7.6. Discussion

This chapter is simply supposed to present Ontolopy as a usable tool for finding relationships in OBO ontologies, from which useful outputs can be obtained.

7.6.1. Usefulness

Ontolopy fills a need for quickly searching OBO files for relationships between ontology terms, and as the examples (both simple and complex) show, it fulfils this role well: it works quickly and finds the relationships that you would expect to find (when you know what to ask for).

By building on top of the extremely well-used data analysis tool of Pandas, when Ontolopy doesn’t have a function written to do something (for example defining new relations, or combining mappings), users can fall back on the functionality of Pandas to create what they need with Ontolopy’s outputs. By not (yet) integrating well with other OBO tools in development, however, it does miss potential impact.

Ontolopy is only as useful as the ontologies that it can query, so it has all of the limitations of those tools: they’re missing some links because they are constantly being updated as our knowledge increases. At the same time, it is useful because it builds on these resources: these resources are created by biological curators with heaps of experience working with academic and medical communities. Ontolopy has already proved useful at least in providing a valuable way of feeding back into experimental data and ontologies. By checking for inconsistencies between multiple ways of labelling data, multiple issues in these resources and data sets have been identified and some of these revisions have been accepted.

7.6.2. Usability

One key feature of Ontolopy’s usability is that it is well-documented. At the time of writing, it is much more so than other alternatives for working with OBO files. The documentation is versioned and contains well-worked examples and a descriptive API.

It is also quick and easy to install, lightweight, and has a small number of dependencies (the upside of the lack of integration with other tools).

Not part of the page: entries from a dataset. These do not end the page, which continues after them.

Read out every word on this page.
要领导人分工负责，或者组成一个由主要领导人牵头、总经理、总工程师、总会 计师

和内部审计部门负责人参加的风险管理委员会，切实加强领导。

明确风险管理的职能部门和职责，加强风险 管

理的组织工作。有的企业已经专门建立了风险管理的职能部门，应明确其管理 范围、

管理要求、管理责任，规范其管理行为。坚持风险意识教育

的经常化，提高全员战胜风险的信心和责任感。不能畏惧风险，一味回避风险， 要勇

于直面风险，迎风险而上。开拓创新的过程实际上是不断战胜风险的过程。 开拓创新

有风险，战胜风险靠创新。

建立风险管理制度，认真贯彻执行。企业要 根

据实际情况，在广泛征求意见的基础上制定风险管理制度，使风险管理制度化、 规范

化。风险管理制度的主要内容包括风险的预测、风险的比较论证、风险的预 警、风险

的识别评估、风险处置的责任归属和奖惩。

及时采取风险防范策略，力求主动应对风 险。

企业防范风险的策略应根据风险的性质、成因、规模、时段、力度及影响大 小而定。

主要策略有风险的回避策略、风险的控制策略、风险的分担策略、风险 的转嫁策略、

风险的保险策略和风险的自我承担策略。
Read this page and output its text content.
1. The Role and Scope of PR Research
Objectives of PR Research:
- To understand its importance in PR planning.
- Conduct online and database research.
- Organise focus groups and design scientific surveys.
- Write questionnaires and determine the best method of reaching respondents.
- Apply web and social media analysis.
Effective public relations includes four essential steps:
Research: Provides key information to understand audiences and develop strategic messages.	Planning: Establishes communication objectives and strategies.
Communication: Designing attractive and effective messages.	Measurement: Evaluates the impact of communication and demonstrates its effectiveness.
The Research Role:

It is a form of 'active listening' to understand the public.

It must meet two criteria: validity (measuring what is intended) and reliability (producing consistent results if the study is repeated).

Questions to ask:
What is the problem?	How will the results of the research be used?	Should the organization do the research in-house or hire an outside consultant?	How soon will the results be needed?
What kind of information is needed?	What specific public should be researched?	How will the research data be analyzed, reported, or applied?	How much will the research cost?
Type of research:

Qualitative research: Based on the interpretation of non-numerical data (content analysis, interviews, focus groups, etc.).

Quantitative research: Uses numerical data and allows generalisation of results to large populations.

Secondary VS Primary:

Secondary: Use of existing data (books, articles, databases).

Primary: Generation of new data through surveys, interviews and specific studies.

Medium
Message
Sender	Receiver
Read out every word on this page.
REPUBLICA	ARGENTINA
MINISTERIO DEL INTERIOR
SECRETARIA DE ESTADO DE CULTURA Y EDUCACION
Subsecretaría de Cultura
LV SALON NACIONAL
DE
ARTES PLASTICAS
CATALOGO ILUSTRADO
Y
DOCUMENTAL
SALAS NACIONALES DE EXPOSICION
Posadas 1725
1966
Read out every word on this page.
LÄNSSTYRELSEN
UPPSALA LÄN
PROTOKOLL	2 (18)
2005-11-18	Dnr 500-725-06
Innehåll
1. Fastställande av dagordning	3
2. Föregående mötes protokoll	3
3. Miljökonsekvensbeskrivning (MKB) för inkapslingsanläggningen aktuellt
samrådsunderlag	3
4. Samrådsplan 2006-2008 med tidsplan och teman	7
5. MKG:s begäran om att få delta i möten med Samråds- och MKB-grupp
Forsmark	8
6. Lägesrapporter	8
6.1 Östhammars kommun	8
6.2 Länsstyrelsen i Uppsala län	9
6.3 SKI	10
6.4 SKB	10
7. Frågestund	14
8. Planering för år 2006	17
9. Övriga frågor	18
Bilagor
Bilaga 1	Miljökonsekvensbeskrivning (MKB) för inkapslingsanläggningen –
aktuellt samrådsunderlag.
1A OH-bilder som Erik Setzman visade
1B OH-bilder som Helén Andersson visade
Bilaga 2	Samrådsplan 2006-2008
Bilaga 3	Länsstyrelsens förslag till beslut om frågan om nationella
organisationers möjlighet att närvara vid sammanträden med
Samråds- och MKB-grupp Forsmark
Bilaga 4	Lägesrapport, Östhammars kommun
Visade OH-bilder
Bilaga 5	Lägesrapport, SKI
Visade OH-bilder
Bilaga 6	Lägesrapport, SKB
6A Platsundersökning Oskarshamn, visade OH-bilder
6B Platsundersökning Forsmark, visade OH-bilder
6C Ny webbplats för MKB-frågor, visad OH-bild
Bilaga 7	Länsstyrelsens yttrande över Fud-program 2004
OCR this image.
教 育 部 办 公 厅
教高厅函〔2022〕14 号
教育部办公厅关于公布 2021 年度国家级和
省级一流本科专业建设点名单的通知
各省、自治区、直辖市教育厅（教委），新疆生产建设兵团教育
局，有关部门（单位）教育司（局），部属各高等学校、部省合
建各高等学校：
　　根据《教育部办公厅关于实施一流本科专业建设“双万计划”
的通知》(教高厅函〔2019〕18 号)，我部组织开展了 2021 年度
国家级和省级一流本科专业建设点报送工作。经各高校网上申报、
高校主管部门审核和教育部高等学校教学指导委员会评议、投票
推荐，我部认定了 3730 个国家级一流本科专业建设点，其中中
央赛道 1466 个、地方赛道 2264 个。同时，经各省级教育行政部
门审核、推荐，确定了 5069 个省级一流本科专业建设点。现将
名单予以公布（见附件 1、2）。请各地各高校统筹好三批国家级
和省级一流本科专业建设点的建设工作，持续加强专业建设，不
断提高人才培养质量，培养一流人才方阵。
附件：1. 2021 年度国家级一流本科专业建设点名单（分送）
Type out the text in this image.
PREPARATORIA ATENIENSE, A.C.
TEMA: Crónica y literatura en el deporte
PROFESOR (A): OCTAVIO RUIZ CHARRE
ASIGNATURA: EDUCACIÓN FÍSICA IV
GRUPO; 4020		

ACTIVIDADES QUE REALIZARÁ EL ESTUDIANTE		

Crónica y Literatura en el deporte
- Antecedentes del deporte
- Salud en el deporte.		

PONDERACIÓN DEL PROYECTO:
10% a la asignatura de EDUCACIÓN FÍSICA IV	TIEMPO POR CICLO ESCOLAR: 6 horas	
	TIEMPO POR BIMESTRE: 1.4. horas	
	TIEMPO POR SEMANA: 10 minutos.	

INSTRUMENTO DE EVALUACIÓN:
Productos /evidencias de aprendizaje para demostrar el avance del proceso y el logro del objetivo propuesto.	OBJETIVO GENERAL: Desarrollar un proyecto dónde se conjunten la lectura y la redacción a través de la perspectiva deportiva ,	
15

Ontolopy runs quickly for a wide variety of tasks. As we saw in the examples, Ontolopy runs quickly for most uses involving operations on or queries to ontology objects (typically less than half a second). The time taken depends on the size of the ontology, the number of the chosen relations, and the popularity of those relations within the ontology. However, making a query with a large number of relations to check can inflate how long a query takes to run.

The name mapping (Uberon.map_by_name), however is the exception to this, which runs fairly slowly (on the order of seconds). There are more interesting text-mining techniques that could be integrated into Ontolopy if gains in speed where made here, for example using fuzzy-text matching to catch typos in sample information files (which are often present as they are often created by hand).

7.6.3. Limitations

Ontolopy is a small and lightweight package, so it hasn’t got as much functionality as some larger tools, as well as having some limitations due to it’s reliance on underlying ontologies.

7.6.3.1. You still need to understand the structure of the ontology

While Ontolopy makes it easy to query biological ontologies in Python, it doesn’t prevent the user from needing to understand the structure of the ontology (what kind of relations it contains and what these mean) to be able to ask meaningful queries. Ontolopy will allow you to ask for nonsense relations, e.g. combining any relations which may give misleading responses if you are only looking at what it is mapping to and from (rather than the path that the mapping represents).

7.6.3.2. “Missing” functionality

There is plenty of non-existent functionality for Ontolopy that could be useful, namely:

7.6.3.3. Improving choosing from multiple synonym options

The Uberon.sample_map_by_name function simply looks up the strings provided and looks for important external references to decide between synonyms. If this information is not provided or doesn’t help us to make the choice, we currently just choose the first term that we found, ignoring information about synonym, or which synonym-having term is more specific.